Non viene nascosto il dramma umano di queste persone che si ritrovano a vivere e lavorare ai margini della società. In questo caso anche fisicamente ai margini, in un borghi periferici, come quello Mezzanone, in cui trovano casa alcuni dei 500.000 stranieri senza documenti in Italia.
Storie ben raccontate che nella proiezione incrociano il nostro bisogno di “attivarci”, di capire cosa possiamo fare noi per cambiare le cose.
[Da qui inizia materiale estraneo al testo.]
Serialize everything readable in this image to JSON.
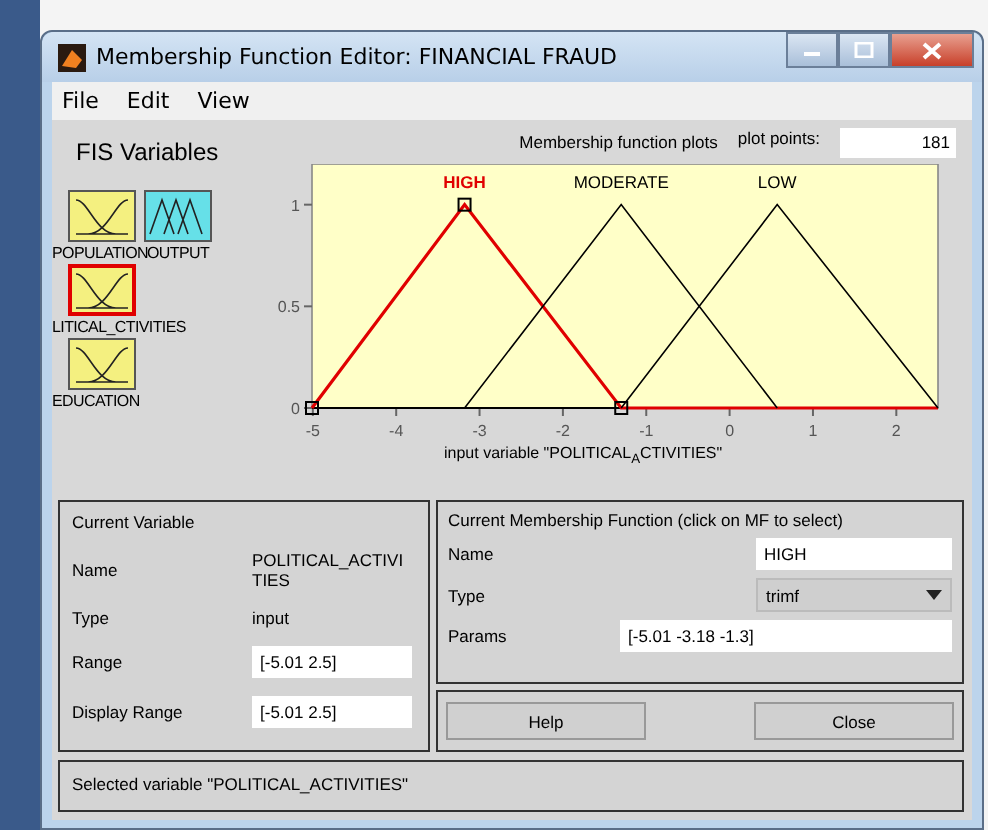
{
  "window": {
    "title": "Membership Function Editor: FINANCIAL FRAUD"
  },
  "menu": [
    "File",
    "Edit",
    "View"
  ],
  "fis_variables": {
    "title": "FIS Variables",
    "items": [
      {
        "label": "POPULATION",
        "kind": "input",
        "selected": false
      },
      {
        "label": "OUTPUT",
        "kind": "output",
        "selected": false
      },
      {
        "label": "LITICAL_CTIVITIES",
        "kind": "input",
        "selected": true
      },
      {
        "label": "EDUCATION",
        "kind": "input",
        "selected": false
      }
    ]
  },
  "plot": {
    "title": "Membership function plots",
    "plot_points_label": "plot points:",
    "plot_points": "181",
    "chart_data": {
      "type": "line",
      "xlabel": "input variable \"POLITICAL$_{A}$CTIVITIES\"",
      "x": [
        -5.01,
        -3.18,
        -1.3,
        0.57,
        2.5
      ],
      "series": [
        {
          "name": "HIGH",
          "color": "#e00000",
          "values": [
            0,
            1,
            0,
            0,
            0
          ]
        },
        {
          "name": "MODERATE",
          "color": "#000000",
          "values": [
            null,
            0,
            1,
            0,
            null
          ]
        },
        {
          "name": "LOW",
          "color": "#000000",
          "values": [
            null,
            null,
            0,
            1,
            0
          ]
        }
      ],
      "xlim": [
        -5.01,
        2.5
      ],
      "ylim": [
        0,
        1.2
      ],
      "xticks": [
        -5,
        -4,
        -3,
        -2,
        -1,
        0,
        1,
        2
      ],
      "yticks": [
        0,
        0.5,
        1
      ]
    }
  },
  "current_variable": {
    "title": "Current Variable",
    "fields": [
      {
        "label": "Name",
        "value": "POLITICAL_ACTIVITIES",
        "kind": "text"
      },
      {
        "label": "Type",
        "value": "input",
        "kind": "text"
      },
      {
        "label": "Range",
        "value": "[-5.01 2.5]",
        "kind": "input"
      },
      {
        "label": "Display Range",
        "value": "[-5.01 2.5]",
        "kind": "input"
      }
    ]
  },
  "current_mf": {
    "title": "Current Membership Function (click on MF to select)",
    "name_label": "Name",
    "name": "HIGH",
    "type_label": "Type",
    "type": "trimf",
    "params_label": "Params",
    "params": "[-5.01 -3.18 -1.3]"
  },
  "buttons": [
    "Help",
    "Close"
  ],
  "status_bar": "Selected variable \"POLITICAL_ACTIVITIES\""
}
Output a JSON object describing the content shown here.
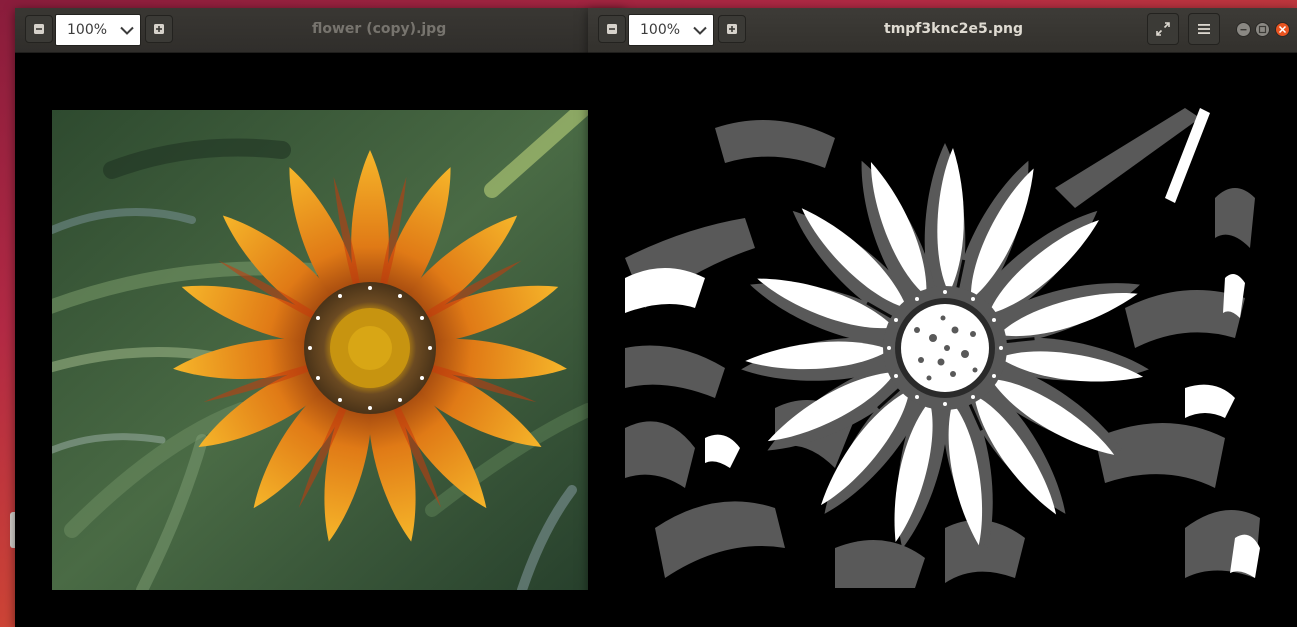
{
  "left_window": {
    "title": "flower (copy).jpg",
    "zoom": {
      "value": "100%"
    },
    "buttons": {
      "zoom_out_icon": "minus-icon",
      "zoom_in_icon": "plus-icon"
    },
    "image": {
      "alt": "Orange gazania flower on green foliage background",
      "colors": {
        "petal_orange": "#f0a020",
        "petal_red": "#d84a10",
        "center": "#c98a10",
        "foliage": "#3b5a34"
      }
    }
  },
  "right_window": {
    "title": "tmpf3knc2e5.png",
    "zoom": {
      "value": "100%"
    },
    "buttons": {
      "zoom_out_icon": "minus-icon",
      "zoom_in_icon": "plus-icon",
      "fullscreen_icon": "fullscreen-icon",
      "menu_icon": "hamburger-menu-icon",
      "minimize_icon": "minimize-icon",
      "maximize_icon": "maximize-icon",
      "close_icon": "close-icon"
    },
    "image": {
      "alt": "Posterized three-level grayscale version of the flower image",
      "colors": {
        "white": "#ffffff",
        "gray": "#595959",
        "black": "#000000"
      }
    }
  },
  "desktop": {
    "background_colors": [
      "#8a1d3c",
      "#d9512f"
    ]
  }
}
E si coglie un po’ nel dibattito lo stridore tra noi in sala che, reagendo alla proiezione, proviamo a capire e vorremmo intuire come si può cambiare, rispetto invece alla narrazione di chi si è dato un anno intero per “stare”. Per conoscere prima di raccontare.
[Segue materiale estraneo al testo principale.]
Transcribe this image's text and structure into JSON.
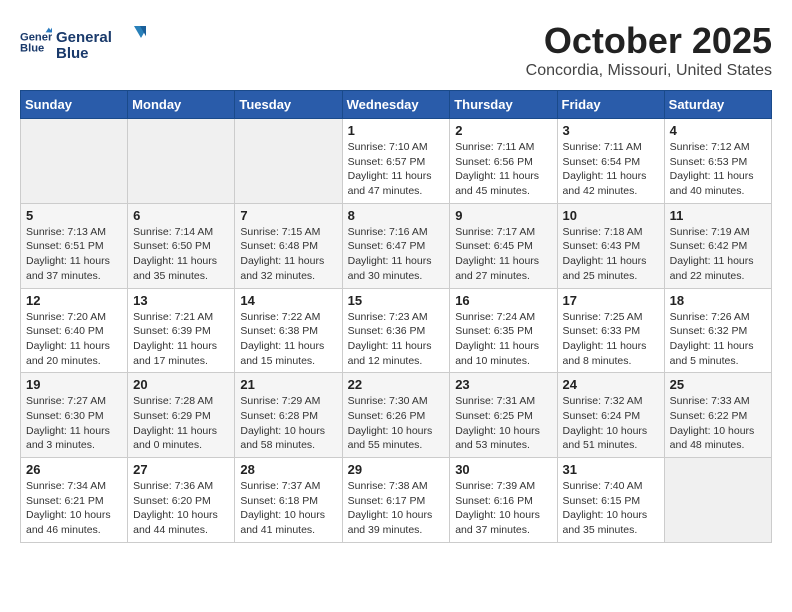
{
  "header": {
    "logo_line1": "General",
    "logo_line2": "Blue",
    "month": "October 2025",
    "location": "Concordia, Missouri, United States"
  },
  "days_of_week": [
    "Sunday",
    "Monday",
    "Tuesday",
    "Wednesday",
    "Thursday",
    "Friday",
    "Saturday"
  ],
  "weeks": [
    [
      {
        "day": "",
        "info": ""
      },
      {
        "day": "",
        "info": ""
      },
      {
        "day": "",
        "info": ""
      },
      {
        "day": "1",
        "info": "Sunrise: 7:10 AM\nSunset: 6:57 PM\nDaylight: 11 hours and 47 minutes."
      },
      {
        "day": "2",
        "info": "Sunrise: 7:11 AM\nSunset: 6:56 PM\nDaylight: 11 hours and 45 minutes."
      },
      {
        "day": "3",
        "info": "Sunrise: 7:11 AM\nSunset: 6:54 PM\nDaylight: 11 hours and 42 minutes."
      },
      {
        "day": "4",
        "info": "Sunrise: 7:12 AM\nSunset: 6:53 PM\nDaylight: 11 hours and 40 minutes."
      }
    ],
    [
      {
        "day": "5",
        "info": "Sunrise: 7:13 AM\nSunset: 6:51 PM\nDaylight: 11 hours and 37 minutes."
      },
      {
        "day": "6",
        "info": "Sunrise: 7:14 AM\nSunset: 6:50 PM\nDaylight: 11 hours and 35 minutes."
      },
      {
        "day": "7",
        "info": "Sunrise: 7:15 AM\nSunset: 6:48 PM\nDaylight: 11 hours and 32 minutes."
      },
      {
        "day": "8",
        "info": "Sunrise: 7:16 AM\nSunset: 6:47 PM\nDaylight: 11 hours and 30 minutes."
      },
      {
        "day": "9",
        "info": "Sunrise: 7:17 AM\nSunset: 6:45 PM\nDaylight: 11 hours and 27 minutes."
      },
      {
        "day": "10",
        "info": "Sunrise: 7:18 AM\nSunset: 6:43 PM\nDaylight: 11 hours and 25 minutes."
      },
      {
        "day": "11",
        "info": "Sunrise: 7:19 AM\nSunset: 6:42 PM\nDaylight: 11 hours and 22 minutes."
      }
    ],
    [
      {
        "day": "12",
        "info": "Sunrise: 7:20 AM\nSunset: 6:40 PM\nDaylight: 11 hours and 20 minutes."
      },
      {
        "day": "13",
        "info": "Sunrise: 7:21 AM\nSunset: 6:39 PM\nDaylight: 11 hours and 17 minutes."
      },
      {
        "day": "14",
        "info": "Sunrise: 7:22 AM\nSunset: 6:38 PM\nDaylight: 11 hours and 15 minutes."
      },
      {
        "day": "15",
        "info": "Sunrise: 7:23 AM\nSunset: 6:36 PM\nDaylight: 11 hours and 12 minutes."
      },
      {
        "day": "16",
        "info": "Sunrise: 7:24 AM\nSunset: 6:35 PM\nDaylight: 11 hours and 10 minutes."
      },
      {
        "day": "17",
        "info": "Sunrise: 7:25 AM\nSunset: 6:33 PM\nDaylight: 11 hours and 8 minutes."
      },
      {
        "day": "18",
        "info": "Sunrise: 7:26 AM\nSunset: 6:32 PM\nDaylight: 11 hours and 5 minutes."
      }
    ],
    [
      {
        "day": "19",
        "info": "Sunrise: 7:27 AM\nSunset: 6:30 PM\nDaylight: 11 hours and 3 minutes."
      },
      {
        "day": "20",
        "info": "Sunrise: 7:28 AM\nSunset: 6:29 PM\nDaylight: 11 hours and 0 minutes."
      },
      {
        "day": "21",
        "info": "Sunrise: 7:29 AM\nSunset: 6:28 PM\nDaylight: 10 hours and 58 minutes."
      },
      {
        "day": "22",
        "info": "Sunrise: 7:30 AM\nSunset: 6:26 PM\nDaylight: 10 hours and 55 minutes."
      },
      {
        "day": "23",
        "info": "Sunrise: 7:31 AM\nSunset: 6:25 PM\nDaylight: 10 hours and 53 minutes."
      },
      {
        "day": "24",
        "info": "Sunrise: 7:32 AM\nSunset: 6:24 PM\nDaylight: 10 hours and 51 minutes."
      },
      {
        "day": "25",
        "info": "Sunrise: 7:33 AM\nSunset: 6:22 PM\nDaylight: 10 hours and 48 minutes."
      }
    ],
    [
      {
        "day": "26",
        "info": "Sunrise: 7:34 AM\nSunset: 6:21 PM\nDaylight: 10 hours and 46 minutes."
      },
      {
        "day": "27",
        "info": "Sunrise: 7:36 AM\nSunset: 6:20 PM\nDaylight: 10 hours and 44 minutes."
      },
      {
        "day": "28",
        "info": "Sunrise: 7:37 AM\nSunset: 6:18 PM\nDaylight: 10 hours and 41 minutes."
      },
      {
        "day": "29",
        "info": "Sunrise: 7:38 AM\nSunset: 6:17 PM\nDaylight: 10 hours and 39 minutes."
      },
      {
        "day": "30",
        "info": "Sunrise: 7:39 AM\nSunset: 6:16 PM\nDaylight: 10 hours and 37 minutes."
      },
      {
        "day": "31",
        "info": "Sunrise: 7:40 AM\nSunset: 6:15 PM\nDaylight: 10 hours and 35 minutes."
      },
      {
        "day": "",
        "info": ""
      }
    ]
  ]
}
E’ forse per questo che invece di un servizio televisivo di denuncia, loro sono stati piuttosto capaci di trarne un racconto positivo, anche pieno di luce e di speranze.
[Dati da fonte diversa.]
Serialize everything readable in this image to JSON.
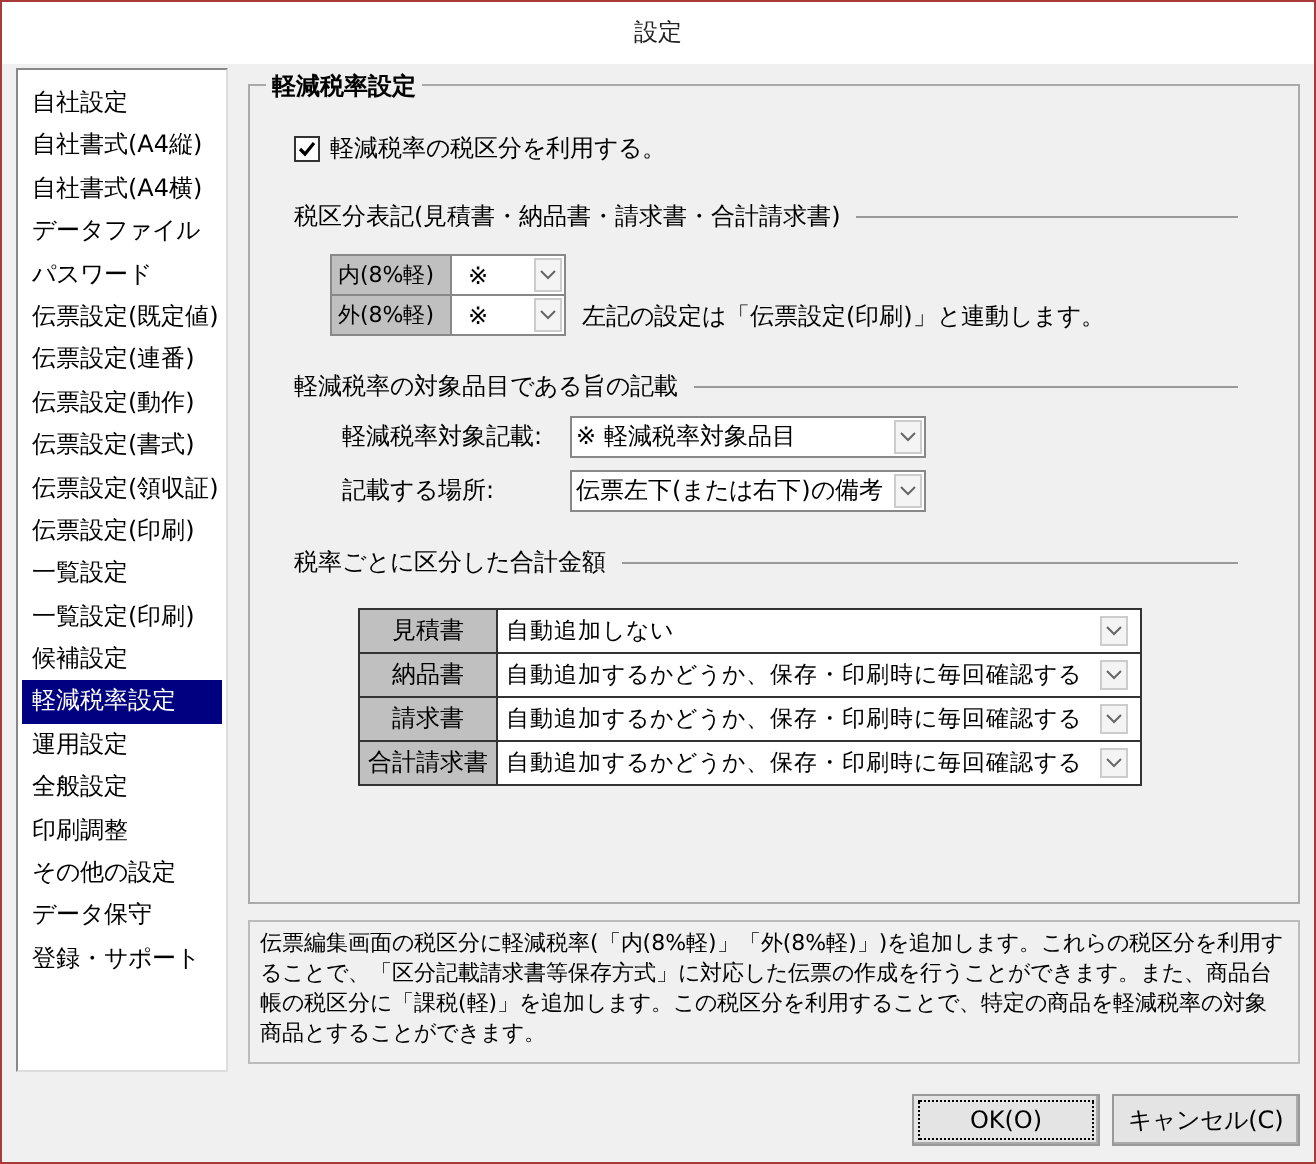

La complessità viene rispettata sia dal racconto, che dal dibattito in sala. Si evita di suggerire soluzioni semplicistiche, di individuare un unico responsabile. Si descrive un mondo che è parte del nostro: la raccolta delle verdure, che avviene anche in questo modo in Italia, è fatta anche della storia di chi arriva con il desiderio di lavorare. E lo sta facendo. Desiderando una condizione di vita migliore. Non alimentando il terrorismo o generando insicurezza, ma nella maggior parte dei casi sperando in un po’ più di umanità e di dignità, che dovremmo auspicarci tutti. E che dipenderà sempre anche dalla coscienza collettiva e da quanto – fatto emergere dall’ombra dell’indifferenza e delle periferie – sarà motivo di politiche di migliore gestione del fenomeno migratorio e di maggior controllo sul mondo del lavoro.
Nel film è esplicita e ripetuta la questione di come l’assenza di documenti crea davvero una zona d’ombra e di mancanza di diritti, che chiude molte forme di un riscatto sociale (l’affitto, il contratto, la possibilità di risparmio legata ad una post pay… ) che potrebbero conseguire all’effettivo lavoro realizzato per anni, in attesa di una sanatoria che probabilmente ancora una volta non li coinvolgerà.
E l’unica denuncia esplicita. L’intuizione che solo da lì può nascere un percorso di svolta reale per la maggior parte di queste persone, delle quali beneficiamo il lavoro ma di cui fa comodo non riconoscere i diritti.
Sono discorsi che anche grazie ad un film risuonano nelle nostre chiese quando chiediamo sinceri che “venga il tuo Regno”.